The One Thousand and One Nights, as Robert Irwin has demonstrated in a remarkable book, is a great mess of a text, full of accretions. It draws from all sorts of places and all sorts of traditions, and has often been regarded in the Arab world as an undistinguished and even rather shameful work, not worthy of literary examination. Interestingly, some of the best-known tales in the collection turn out to be the invention of 18th-century French translators, some of which were translated back into Arabic and inserted in the text. It is a mess, a ragbag, and Supple is right to celebrate that.

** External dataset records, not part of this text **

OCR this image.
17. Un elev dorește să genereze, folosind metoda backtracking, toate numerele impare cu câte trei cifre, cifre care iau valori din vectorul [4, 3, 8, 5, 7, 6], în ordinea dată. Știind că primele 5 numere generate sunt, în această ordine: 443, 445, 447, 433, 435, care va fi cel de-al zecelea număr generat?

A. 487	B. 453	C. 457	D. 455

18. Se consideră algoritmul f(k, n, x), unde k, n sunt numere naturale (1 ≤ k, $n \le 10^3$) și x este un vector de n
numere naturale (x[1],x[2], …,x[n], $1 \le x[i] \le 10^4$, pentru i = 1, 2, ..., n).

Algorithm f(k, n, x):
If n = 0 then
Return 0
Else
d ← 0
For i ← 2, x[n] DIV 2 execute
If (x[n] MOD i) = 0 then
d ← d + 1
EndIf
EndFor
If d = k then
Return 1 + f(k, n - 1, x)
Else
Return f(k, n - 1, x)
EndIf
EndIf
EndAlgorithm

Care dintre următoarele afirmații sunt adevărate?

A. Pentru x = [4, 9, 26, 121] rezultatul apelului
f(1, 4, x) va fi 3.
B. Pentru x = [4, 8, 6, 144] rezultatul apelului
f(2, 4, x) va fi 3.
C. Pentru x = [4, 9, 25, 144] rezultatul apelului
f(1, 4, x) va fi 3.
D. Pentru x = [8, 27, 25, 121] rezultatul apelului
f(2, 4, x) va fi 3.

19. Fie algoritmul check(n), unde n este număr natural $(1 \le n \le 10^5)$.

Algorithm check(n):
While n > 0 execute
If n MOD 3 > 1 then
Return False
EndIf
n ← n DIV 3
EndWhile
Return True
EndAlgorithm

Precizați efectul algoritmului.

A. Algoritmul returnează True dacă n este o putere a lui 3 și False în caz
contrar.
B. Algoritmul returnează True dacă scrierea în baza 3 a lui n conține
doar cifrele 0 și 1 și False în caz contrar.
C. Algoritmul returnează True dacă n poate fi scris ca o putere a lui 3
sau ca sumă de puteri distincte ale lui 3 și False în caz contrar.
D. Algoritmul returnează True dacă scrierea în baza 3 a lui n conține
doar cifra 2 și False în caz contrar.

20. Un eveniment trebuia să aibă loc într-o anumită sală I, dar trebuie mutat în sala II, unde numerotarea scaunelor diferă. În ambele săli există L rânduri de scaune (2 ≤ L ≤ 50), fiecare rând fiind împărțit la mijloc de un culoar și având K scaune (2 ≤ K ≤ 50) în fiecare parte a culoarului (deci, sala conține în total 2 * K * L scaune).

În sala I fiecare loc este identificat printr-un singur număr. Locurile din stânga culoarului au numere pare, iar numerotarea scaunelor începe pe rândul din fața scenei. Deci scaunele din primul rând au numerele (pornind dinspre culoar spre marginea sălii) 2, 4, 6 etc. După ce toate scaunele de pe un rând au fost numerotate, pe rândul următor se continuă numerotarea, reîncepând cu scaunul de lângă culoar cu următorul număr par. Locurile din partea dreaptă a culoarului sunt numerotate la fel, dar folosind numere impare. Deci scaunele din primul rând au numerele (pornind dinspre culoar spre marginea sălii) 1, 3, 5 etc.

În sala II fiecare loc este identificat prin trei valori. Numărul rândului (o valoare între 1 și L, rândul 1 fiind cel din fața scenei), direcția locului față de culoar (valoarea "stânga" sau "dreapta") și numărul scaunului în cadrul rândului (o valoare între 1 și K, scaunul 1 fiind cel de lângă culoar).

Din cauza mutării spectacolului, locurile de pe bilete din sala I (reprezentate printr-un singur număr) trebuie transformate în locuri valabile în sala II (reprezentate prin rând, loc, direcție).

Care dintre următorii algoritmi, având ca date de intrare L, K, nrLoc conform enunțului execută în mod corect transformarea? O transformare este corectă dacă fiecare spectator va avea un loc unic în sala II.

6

Interestingly, different theatrical languages turn out to mesh much better than different physical traditions of theatre. Try to imagine an RSC actor performing with a Comedie Française actor, and you see the difference in gesture and style. But to drop in and out of a language – that seems, potentially, the height of fluid theatrical sophistication. I long to see what Supple does next.

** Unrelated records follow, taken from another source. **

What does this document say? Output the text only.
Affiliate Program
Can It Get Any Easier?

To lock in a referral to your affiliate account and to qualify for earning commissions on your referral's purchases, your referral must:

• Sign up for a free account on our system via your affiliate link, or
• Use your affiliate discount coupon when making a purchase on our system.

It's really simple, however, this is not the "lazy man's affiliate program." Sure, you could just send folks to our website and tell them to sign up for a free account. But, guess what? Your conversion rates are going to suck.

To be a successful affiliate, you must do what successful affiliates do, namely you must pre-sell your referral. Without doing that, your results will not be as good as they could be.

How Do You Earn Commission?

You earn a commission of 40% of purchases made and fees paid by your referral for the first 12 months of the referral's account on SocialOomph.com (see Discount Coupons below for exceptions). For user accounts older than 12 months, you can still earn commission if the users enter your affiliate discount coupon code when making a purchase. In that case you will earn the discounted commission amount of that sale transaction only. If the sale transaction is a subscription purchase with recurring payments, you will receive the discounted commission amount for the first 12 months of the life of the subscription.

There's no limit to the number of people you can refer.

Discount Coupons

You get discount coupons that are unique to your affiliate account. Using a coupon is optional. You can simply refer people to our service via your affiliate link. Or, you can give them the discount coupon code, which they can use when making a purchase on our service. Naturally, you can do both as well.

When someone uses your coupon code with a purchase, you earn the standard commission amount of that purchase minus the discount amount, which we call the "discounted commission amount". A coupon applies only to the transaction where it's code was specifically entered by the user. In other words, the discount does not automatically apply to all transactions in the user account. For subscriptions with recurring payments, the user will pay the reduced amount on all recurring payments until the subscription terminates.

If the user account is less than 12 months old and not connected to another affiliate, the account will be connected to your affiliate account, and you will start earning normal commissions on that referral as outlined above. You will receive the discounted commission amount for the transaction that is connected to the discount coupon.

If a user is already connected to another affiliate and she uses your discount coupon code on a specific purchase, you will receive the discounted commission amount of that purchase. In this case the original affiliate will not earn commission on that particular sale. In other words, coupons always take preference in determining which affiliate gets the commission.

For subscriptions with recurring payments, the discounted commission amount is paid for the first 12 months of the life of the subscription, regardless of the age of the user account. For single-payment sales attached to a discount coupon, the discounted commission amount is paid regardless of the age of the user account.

Edinburgh still struggles in the hear and now

Back in the day, the Edinburgh audience for classical music was renowned for being somewhat conservative. Have things changed? The Philadelphia Orchestra offered two programmes under Charles Dutoit: one, which would have been popular in the 1950s, if not the 1920s, was of the Tchaikovsky Violin Concerto, the Berlioz Fantastique and, without irony, the Sibelius Finlandia. That was utterly sold out. On the other hand, we had no difficulty walking into the box office and buying a pair of tickets, an hour in advance, for their concert of 20th-century classics, including the minuscule challenge of Stravinsky's Chant du Rossignol. In the end, it was all but full, but I couldn't help reflecting that matters might have been the other way round in London or Berlin. There, popular taste has decisively shifted in the last 20 years or so, and enthusiasm is more marked for the sumptuous orchestral showpieces of Stravinsky and Ravel than for Tchaikovsky. I can't remember the last time I heard Finlandia live – possibly some time in the early 1980s. Taste has its regional stresses, and the audience for classical music in Edinburgh still strikes one as local, rather than based on the seasonal visitors. Still, anyone scared away by the dread name of Stravinsky missed a storming account of the Rachmaninov Symphonic Dances, which the Philadelphia have in their blood, and a Ravel La Valse that brought an end to the Austro-Hungarian Empire with sensational fury and rumpus.

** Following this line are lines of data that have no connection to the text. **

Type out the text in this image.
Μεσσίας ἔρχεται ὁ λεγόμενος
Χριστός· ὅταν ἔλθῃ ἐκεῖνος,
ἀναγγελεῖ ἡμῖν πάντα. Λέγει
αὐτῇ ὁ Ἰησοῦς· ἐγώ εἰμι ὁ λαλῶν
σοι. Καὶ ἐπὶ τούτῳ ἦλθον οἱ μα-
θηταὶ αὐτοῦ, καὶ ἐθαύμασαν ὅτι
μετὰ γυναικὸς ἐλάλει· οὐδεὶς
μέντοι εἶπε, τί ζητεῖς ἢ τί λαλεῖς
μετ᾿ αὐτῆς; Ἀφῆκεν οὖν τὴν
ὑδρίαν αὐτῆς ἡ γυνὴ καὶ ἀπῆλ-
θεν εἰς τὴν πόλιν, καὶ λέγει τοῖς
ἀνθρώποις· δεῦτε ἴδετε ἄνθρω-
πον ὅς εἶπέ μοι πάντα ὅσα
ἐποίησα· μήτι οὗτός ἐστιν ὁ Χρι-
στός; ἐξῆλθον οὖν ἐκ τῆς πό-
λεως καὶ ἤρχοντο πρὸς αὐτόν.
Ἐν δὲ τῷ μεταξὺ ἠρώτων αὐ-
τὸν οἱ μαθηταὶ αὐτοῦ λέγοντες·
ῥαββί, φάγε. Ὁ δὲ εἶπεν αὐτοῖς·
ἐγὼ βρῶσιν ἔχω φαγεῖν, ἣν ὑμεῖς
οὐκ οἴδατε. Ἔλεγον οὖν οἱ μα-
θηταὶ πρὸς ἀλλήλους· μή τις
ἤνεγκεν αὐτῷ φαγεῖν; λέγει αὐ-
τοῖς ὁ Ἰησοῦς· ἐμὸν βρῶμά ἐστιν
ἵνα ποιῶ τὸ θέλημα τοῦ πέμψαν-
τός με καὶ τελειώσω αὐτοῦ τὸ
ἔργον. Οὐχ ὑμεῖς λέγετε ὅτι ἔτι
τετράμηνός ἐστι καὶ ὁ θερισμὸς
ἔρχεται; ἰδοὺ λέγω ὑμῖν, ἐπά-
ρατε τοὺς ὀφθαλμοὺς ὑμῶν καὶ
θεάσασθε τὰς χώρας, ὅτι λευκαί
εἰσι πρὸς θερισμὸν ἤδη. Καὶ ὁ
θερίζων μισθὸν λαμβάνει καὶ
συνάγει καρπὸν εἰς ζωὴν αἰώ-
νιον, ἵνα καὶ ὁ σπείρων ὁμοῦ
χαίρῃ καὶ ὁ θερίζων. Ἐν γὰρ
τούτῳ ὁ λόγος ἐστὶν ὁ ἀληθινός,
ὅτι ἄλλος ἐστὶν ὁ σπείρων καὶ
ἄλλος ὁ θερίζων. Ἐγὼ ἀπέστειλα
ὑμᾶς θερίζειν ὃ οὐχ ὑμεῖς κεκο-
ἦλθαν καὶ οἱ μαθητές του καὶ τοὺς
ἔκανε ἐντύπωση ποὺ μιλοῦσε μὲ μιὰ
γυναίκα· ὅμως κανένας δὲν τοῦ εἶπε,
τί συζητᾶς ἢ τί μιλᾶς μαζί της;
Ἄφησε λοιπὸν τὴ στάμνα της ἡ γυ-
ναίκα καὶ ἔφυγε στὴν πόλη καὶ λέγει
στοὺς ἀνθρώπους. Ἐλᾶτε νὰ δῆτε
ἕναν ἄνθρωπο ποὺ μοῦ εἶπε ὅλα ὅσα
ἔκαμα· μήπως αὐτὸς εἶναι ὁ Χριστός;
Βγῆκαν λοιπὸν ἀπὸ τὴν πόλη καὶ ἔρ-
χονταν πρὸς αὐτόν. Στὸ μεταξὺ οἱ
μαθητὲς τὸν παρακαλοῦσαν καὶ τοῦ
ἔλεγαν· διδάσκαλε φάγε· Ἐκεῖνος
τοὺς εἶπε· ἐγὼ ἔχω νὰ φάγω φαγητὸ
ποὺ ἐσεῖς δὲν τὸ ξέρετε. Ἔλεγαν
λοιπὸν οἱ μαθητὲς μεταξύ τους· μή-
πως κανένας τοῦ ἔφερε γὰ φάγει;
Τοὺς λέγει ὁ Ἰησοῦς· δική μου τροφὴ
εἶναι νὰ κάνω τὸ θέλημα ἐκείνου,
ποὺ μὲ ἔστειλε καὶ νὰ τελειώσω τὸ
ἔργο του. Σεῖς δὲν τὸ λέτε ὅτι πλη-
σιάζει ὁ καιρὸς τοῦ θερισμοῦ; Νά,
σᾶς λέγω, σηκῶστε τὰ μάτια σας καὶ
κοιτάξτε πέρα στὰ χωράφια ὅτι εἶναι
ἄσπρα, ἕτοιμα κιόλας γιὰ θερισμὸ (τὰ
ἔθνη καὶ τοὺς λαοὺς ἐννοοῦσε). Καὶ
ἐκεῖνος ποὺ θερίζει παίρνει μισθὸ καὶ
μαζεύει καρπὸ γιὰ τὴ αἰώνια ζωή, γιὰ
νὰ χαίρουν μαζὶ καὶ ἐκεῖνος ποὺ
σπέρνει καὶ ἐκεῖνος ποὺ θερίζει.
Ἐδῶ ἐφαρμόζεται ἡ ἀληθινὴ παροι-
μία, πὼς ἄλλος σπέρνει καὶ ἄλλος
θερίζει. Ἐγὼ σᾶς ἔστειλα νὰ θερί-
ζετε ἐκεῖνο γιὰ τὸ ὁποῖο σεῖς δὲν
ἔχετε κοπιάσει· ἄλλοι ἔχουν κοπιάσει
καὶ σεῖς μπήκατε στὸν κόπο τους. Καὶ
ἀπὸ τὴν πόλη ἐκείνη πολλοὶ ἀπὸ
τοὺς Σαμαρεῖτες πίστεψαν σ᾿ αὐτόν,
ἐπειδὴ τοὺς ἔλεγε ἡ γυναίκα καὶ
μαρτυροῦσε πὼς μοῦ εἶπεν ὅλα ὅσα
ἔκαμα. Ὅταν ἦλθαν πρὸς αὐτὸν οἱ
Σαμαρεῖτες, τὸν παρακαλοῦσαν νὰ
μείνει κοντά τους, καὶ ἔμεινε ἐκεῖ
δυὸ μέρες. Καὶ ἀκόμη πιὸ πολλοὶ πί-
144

How to squander Fringe benefits

Though I've been coming to Edinburgh for years,I've never been to an event on the Fringe. I don't know why – partly, I guess, a long-standing terror of audience participation, which I imagine constantly on the verge of breaking out in those Fringe venues. Partly, too, a terror of finding myself at one of those legendary Fringe performances where it's just you in the audience as what turns out to be a student company from the University of Liverpool perspires its way through The Real Inspector Hound. This year we decided that this could not go on. Arriving at the fag-end of August – I was to read at the Books festival – we decided just to go to something. Since anything we had heard of was sold out, we threw ourselves at the mercy of the nice ladies at the Fringe box office. Could they recommend something? No: they were not allowed to recommend anything. I can see why the Fringe has this rule, but it seems rather harsh. If I ran the festival, I would make it a condition of employment that staff had to see at least two randomly selected shows a day, and report back to customers in the most glowing or critical terms. A box-office assistant saying, "Oh, I saw that sketch show from Stockport – it was OK" would have me every time. Anyway, another year passed, and another year was free from the Fringe's best, or worst.